Kalium metoksida yang merupakan basa yang lebih kuat, tidak digunakan karena dapat membentuk endapan gelatinus. Dalam beberapa keadaan yang mana natrium metoksida juga membentuk endapan gelatinus maka litium metoksida merupakan pilihan. Titran-titran basa lainnya adalah natrium aminometoksida (merupakan basa yang paling kuat), dan natrium trifenilmetan yang digunakan untuk senyawa-senyawa yang bersifat asam lemah seperti fenol dan pirol.



DAFTAR PUSTAKA
Anonim. 1979. Farmakope Indonesia III. Jakarta: Depkes RI.

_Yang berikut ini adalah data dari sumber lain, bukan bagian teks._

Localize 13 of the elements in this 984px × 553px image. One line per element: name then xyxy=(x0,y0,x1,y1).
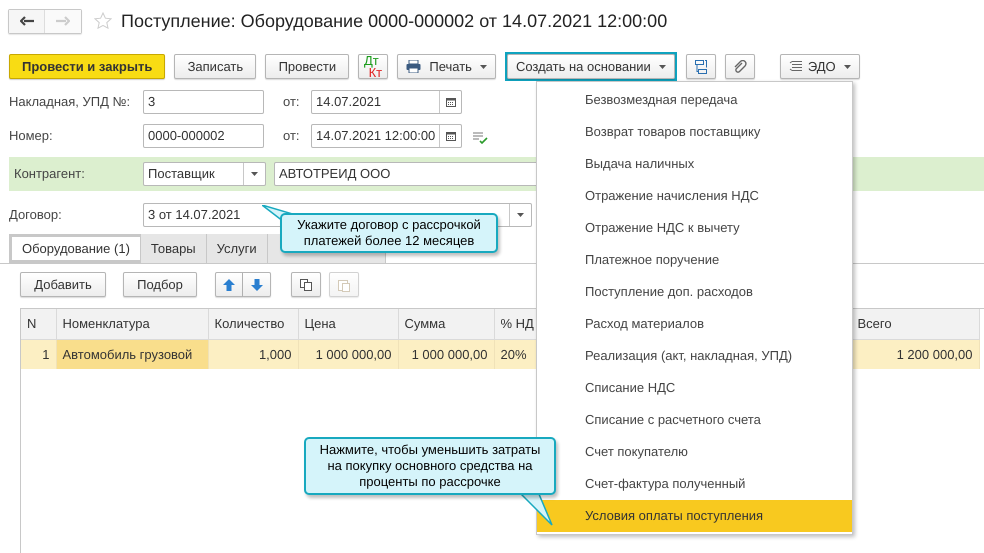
field-label: Номер: xyxy=(9,127,54,146)
field-label: Договор: xyxy=(9,206,63,224)
table-cell: 1 xyxy=(21,339,56,369)
hint-tooltip: Укажите договор с рассрочкой платежей более 12 месяцев xyxy=(280,213,498,253)
field-label: Контрагент: xyxy=(14,165,86,184)
table-cell: 1 000 000,00 xyxy=(398,339,494,369)
table-cell: 1,000 xyxy=(208,339,298,369)
field-label: от: xyxy=(283,93,301,112)
table-cell: Автомобиль грузовой xyxy=(56,339,208,369)
field-label: от: xyxy=(283,127,301,146)
table-cell: 1 000 000,00 xyxy=(298,339,398,369)
window-title: Поступление: Оборудование 0000-000002 от 14.07.2021 12:00:00 xyxy=(121,10,668,33)
field-label: Накладная, УПД №: xyxy=(9,93,132,112)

Astutinur, rini. 2012. Titrasi-bebas-air. http://riniastutinur.blogspot.com
            Diakses pada tanggal 14 Oktober 2012, pukul 8:45
Gandjar, I.G., dkk. 2007. Kimia Farmasi Analisis. Yogyakarta: Pustaka Pelajar
Mursyidi, Ahmad Dr., Rohman, Abdul. 2008. Volumetri dan Gravimetri. Yogyakarta: UGM Press.
Underwood., Day. 2002. Analisis Kimia Kuantitatif. Jakarta: Erlangga.